Because of the many challenges that employers face, the natural inclination may be systematically to screen out all job applicants who have any criminal history of engaging in domestic violence, so that the agency can protect against the pernicious effects of domestic violence on the workplace. However, employers should be extremely cautious in screening for particular types of criminal history, including when it involves domestic violence. Employers must comply with all applicable federal and state laws regarding the collection and consideration of criminal history records.
California “Ban the Box” Law
Since July 1, 2014, California state and local agencies are prohibited from making any inquiry about conviction history on the initial employment application. This does not mean that the employer cannot inquire about convictions at all. Rather, criminal background inquiries can only be made after the employer has established that the applicant meets the minimum qualifications of the position. This does not apply to those positions in which the agency is required by law to conduct a criminal history background check (e.g., peace officers) or to positions within a criminal justice agency.
Once minimum qualifications have been established, the employer can ask about criminal convictions. In California, with the exception of peace officers, the agency still cannot ask about arrests not resulting in convictions.

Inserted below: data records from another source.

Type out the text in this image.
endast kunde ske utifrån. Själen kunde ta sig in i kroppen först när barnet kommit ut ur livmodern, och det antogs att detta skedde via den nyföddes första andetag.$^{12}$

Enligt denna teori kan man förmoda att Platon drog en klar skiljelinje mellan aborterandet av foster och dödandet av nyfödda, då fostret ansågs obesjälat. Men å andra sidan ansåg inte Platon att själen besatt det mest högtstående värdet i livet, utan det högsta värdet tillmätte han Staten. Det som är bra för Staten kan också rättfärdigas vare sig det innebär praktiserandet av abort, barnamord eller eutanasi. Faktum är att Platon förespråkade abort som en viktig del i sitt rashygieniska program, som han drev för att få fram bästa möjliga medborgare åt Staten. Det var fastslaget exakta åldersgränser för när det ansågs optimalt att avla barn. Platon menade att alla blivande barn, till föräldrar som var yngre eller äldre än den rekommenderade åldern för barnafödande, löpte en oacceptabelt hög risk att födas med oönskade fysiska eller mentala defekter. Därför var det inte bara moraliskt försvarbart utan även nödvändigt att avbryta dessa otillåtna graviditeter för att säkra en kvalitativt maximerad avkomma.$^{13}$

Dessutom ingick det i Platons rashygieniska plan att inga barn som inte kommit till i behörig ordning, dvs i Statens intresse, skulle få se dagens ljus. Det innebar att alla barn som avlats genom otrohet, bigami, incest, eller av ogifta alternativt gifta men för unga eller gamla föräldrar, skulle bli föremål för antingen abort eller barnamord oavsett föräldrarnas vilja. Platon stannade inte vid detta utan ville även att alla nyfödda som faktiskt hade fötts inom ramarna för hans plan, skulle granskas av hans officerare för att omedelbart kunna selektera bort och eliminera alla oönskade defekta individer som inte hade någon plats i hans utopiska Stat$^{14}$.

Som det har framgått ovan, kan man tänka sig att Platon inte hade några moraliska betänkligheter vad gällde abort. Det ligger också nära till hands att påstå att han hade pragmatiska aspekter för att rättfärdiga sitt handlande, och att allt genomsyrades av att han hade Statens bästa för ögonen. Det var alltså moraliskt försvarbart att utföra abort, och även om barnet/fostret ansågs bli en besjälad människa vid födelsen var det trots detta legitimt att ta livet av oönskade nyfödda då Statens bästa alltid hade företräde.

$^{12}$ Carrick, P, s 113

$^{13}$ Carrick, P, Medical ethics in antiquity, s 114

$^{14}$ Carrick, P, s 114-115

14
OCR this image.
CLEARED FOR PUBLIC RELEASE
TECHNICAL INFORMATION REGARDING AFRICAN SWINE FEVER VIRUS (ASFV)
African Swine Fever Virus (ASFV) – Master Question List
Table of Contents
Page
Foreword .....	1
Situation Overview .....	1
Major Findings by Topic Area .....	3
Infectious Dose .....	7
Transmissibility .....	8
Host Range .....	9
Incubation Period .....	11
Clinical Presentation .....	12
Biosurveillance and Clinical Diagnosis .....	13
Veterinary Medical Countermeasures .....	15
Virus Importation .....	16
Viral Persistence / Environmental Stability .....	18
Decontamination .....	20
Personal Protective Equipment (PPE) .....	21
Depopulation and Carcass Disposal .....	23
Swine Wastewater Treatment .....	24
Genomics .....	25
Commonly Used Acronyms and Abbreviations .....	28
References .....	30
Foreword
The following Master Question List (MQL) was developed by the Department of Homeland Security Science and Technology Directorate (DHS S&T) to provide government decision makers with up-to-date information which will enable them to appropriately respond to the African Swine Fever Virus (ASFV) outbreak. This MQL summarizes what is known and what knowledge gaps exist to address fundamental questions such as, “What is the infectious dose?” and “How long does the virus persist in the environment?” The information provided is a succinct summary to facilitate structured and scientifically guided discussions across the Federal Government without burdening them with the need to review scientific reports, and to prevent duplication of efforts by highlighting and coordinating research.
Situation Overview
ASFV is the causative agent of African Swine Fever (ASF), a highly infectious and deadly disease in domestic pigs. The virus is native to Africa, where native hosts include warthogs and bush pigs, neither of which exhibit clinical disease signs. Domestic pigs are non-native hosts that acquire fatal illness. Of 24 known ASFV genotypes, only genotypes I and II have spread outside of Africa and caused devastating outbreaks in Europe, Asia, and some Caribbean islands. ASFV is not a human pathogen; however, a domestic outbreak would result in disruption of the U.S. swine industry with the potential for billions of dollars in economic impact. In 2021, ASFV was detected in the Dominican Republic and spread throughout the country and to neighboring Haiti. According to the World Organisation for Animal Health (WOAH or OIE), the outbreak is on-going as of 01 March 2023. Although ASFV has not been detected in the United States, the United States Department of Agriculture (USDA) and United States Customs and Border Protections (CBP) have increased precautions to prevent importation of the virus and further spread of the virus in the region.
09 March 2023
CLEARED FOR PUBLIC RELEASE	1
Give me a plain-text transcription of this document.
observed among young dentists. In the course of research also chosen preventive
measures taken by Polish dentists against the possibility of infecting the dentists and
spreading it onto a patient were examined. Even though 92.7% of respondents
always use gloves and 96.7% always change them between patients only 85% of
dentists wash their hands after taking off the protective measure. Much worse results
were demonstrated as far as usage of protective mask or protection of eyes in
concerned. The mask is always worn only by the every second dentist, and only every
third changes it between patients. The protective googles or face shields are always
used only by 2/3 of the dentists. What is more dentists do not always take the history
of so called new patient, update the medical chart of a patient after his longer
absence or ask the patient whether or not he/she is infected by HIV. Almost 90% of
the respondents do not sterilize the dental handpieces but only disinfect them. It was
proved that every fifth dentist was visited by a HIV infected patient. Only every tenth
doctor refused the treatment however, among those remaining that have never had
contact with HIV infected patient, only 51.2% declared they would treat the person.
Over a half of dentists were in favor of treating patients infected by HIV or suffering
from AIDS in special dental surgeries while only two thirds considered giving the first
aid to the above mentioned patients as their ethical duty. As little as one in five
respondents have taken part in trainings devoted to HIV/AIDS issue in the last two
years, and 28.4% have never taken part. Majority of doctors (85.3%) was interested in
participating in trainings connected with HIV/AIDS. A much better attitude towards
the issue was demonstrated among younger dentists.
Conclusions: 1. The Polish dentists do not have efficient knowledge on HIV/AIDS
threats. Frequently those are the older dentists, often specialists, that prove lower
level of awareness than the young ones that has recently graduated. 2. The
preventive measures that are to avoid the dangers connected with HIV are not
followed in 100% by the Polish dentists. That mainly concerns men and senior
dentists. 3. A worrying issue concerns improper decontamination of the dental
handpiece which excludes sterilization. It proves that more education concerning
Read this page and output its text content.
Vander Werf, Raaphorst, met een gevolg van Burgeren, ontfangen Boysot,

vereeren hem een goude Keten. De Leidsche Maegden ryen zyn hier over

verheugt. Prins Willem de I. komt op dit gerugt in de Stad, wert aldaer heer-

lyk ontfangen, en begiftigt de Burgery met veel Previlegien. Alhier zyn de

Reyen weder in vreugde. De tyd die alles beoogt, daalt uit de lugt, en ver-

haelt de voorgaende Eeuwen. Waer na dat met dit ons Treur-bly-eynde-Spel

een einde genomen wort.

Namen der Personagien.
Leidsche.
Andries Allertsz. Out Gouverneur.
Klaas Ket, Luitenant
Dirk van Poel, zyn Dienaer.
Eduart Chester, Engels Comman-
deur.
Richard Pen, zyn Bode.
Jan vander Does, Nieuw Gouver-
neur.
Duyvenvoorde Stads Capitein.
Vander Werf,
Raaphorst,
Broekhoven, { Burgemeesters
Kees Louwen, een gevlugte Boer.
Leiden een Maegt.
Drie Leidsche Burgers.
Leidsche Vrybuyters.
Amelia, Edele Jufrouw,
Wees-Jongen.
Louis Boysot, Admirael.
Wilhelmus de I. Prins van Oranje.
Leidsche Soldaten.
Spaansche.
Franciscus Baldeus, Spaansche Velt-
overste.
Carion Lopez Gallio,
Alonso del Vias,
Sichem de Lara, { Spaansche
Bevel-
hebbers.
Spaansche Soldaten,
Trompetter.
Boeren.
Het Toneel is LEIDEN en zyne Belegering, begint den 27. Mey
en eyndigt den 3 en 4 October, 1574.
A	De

Title VII of the Civil Rights Act of 1964
Title VII prohibits employment discrimination based on race, color, national origin, and other protected classifications. The Equal Employment Opportunity Commission (EEOC) interprets and enforces Title VII. According to the latest EEOC Guidance on the use of criminal records information, blanket criminal record exclusions may have a disparate impact on African-American and Hispanic applicants. While a policy that automatically screens out applicants with a domestic violence criminal history does not on the face of it discriminate against any protected classification, employers must avoid creating a disparate impact on any protected group. If an applicant can establish that the policy has a disparate impact, then the employer must show the policy is job related for the position in question and consistent with business necessity.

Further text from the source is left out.